Leo ajudou a arrastar o móvel porta-tralha no corredor para cima da mancha de sangue do carpete, tentou aprender a mexer na máquina de lavar caindo aos pedaços e jogou fora a terra infértil daquele vaso vazio na cozinha.
Após pouco tempo de recuperação, para ter certeza de que as queimaduras de alguns meses atrás não voltariam a piorar, ajudava Diego com seus bicos diversos; Carregava mercadorias em padarias e barzinhos locais, lavava louça em eventuais restaurantes que não lhe perguntavam sua idade e oferecia levar as compras de senhorinhas até suas casas por alguns trocados.

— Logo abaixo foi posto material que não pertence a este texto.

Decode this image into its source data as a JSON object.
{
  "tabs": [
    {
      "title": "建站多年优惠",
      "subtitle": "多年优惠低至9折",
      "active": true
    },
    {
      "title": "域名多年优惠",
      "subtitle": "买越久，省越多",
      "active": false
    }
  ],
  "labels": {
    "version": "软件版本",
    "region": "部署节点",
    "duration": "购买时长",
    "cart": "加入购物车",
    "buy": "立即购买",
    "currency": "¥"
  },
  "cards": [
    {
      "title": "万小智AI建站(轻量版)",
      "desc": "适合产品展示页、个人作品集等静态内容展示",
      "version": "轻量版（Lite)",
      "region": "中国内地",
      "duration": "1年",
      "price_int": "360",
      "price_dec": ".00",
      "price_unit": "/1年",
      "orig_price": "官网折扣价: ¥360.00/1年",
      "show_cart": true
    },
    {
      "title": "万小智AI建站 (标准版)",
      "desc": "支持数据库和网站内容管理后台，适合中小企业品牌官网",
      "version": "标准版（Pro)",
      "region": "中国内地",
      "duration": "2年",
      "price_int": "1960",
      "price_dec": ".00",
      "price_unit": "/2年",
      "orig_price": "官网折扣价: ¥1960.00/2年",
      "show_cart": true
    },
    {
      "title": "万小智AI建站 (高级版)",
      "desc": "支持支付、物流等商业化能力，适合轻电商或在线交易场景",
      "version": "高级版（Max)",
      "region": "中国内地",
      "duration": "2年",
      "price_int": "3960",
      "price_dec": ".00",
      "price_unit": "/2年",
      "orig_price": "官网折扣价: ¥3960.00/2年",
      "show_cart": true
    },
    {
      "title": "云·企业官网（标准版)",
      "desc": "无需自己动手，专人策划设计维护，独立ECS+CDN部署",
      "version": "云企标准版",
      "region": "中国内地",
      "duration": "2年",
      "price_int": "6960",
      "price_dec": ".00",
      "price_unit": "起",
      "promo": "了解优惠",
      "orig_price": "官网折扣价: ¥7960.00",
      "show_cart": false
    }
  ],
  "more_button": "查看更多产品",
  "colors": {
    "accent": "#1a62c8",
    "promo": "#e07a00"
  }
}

No fim do primeiro mês, Otto não aparecia há pelo menos uma semana.
A rotina se tornava crescentemente automática; Diego acordaria e faria o café da manhã. Então, comeriam assistindo televisão, dividindo o sofá pequeno mesmo em dias de calor.
Em dias de número par, Leo era o primeiro a tomar banho no único banheiro do apartamento. Nos ímpares, Diego quase acabaria com a água quente, cantando alto no chuveiro.
Nas noites geladas, o mais velho deitaria vestindo seu casacão e Leo poderia dormir com um cobertor a mais.
Nos fins de semana, contariam o dinheiro acumulado, separariam algumas notas para um lanche fora de casa e assistiriam algum filme ruim no que Diego insistia em chamar de "Sexta pastelão", em vez de "Sexta do filme" como Leo preferia.
Mesmo com as eventuais (e inoportunas) visitas de Otto, ou baratas às vezes subindo pelo ralo do box, a ideia de ter alguém para brigar pelas últimas batatas fritas no jantar não desagradava nenhum dos dois.
A separação de sua "dupla dinâmica" não parecia mais uma opção.